Toen [slachtoffer 1] vervolgens in het stadspark kwam, kreeg hij meteen een klap van [medeverdachte 1] . De verdachte heeft gezien dat [medeverdachte 1] vervolgens [slachtoffer 1] nog meer klappen gaf met zijn vuisten en hij wist dat [slachtoffer 1] zwaar hartpatiënt is. De verdachte gaat volgens eigen zeggen dan aan de andere kant van het gebouw staan waar de mishandeling plaatsvindt, en hoort dat [slachtoffer 1] nog steeds wordt mishandeld. Vervolgens keert hij weer terug naar het tweetal en filmt op verzoek van [medeverdachte 1] het geweld door [medeverdachte 1] , op dat moment bestaande uit het in de nekklem houden van [slachtoffer 1] , met zijn telefoon.
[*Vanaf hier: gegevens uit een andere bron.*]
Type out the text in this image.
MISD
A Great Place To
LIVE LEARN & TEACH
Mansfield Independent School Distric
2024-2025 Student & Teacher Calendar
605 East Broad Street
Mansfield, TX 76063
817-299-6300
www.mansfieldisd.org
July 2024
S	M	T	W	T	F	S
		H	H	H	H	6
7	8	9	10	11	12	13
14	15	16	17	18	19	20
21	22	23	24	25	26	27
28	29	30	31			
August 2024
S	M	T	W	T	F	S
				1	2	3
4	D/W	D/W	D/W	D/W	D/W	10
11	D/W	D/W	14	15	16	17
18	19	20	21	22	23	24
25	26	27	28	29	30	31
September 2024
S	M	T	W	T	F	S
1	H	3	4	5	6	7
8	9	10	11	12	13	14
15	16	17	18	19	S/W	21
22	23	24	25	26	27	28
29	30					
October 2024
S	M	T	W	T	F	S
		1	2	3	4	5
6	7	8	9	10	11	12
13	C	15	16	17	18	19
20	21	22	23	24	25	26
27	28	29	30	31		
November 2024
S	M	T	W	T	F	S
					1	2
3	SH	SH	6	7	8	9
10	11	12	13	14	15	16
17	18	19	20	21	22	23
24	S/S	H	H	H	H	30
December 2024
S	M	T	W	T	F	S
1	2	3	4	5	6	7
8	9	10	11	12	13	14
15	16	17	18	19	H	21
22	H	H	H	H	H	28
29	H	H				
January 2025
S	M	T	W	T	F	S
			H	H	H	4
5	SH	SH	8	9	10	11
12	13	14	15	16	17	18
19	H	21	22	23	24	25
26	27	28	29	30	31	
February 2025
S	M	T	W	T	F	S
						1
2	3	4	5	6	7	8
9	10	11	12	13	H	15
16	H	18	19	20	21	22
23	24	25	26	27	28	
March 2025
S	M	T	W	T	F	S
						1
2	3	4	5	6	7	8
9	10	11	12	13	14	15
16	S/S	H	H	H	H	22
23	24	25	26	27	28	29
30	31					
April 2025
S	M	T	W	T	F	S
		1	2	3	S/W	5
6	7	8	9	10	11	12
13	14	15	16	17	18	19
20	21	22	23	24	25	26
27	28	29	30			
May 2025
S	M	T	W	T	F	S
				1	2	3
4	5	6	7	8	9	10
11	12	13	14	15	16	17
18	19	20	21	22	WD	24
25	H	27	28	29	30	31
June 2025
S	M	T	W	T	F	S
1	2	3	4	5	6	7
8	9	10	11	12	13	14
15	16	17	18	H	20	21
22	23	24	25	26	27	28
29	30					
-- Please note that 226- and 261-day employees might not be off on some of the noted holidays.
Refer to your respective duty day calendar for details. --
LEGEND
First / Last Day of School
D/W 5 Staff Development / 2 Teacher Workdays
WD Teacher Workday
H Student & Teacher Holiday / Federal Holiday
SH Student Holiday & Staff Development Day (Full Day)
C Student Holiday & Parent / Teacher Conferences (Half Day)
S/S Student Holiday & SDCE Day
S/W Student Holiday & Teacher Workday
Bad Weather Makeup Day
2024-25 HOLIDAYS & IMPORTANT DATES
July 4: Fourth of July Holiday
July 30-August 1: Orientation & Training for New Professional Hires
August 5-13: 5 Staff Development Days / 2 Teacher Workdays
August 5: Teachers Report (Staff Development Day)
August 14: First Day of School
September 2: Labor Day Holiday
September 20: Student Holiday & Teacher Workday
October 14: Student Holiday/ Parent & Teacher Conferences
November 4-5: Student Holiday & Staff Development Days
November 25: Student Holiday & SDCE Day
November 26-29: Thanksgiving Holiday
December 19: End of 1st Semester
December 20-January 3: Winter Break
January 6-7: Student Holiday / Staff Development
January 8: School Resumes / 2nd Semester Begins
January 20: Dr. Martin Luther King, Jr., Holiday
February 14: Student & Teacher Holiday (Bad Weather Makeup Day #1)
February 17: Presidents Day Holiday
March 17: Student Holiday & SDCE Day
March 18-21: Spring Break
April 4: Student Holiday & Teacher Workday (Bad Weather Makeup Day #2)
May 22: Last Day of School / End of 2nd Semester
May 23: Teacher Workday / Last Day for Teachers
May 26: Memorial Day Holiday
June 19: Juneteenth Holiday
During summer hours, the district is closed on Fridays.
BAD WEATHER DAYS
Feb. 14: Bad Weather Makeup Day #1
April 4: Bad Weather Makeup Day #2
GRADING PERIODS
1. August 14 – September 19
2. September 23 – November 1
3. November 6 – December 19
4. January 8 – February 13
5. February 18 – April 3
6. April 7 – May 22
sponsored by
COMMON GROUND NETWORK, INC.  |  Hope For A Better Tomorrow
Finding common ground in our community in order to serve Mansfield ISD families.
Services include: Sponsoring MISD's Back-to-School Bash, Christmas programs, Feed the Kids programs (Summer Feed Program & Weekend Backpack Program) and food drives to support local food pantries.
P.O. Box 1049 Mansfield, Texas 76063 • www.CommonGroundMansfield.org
Uit het filmpje blijkt dat de verdachte van dichtbij filmt, waarbij [medeverdachte 1] zich meermaals richt tot de verdachte dat hij dichterbij moet filmen en zich ook richt tot de camera en zijn vriendin voor wie dit filmpje bestemd was, waarbij hij zegt: “Schat maak je geen zorgen deze jongen gaat je niks meer doen”. Te horen is ook dat een stem, waarvan later blijkt dat dit de stem van de verdachte is, zegt “ O ja”, "Ja hier hier hier. Vol er op. Hoe voelt dat om", waarna ingezoomd wordt op het gezicht van het slachtoffer en gezegd wordt "Ik zit er vol op."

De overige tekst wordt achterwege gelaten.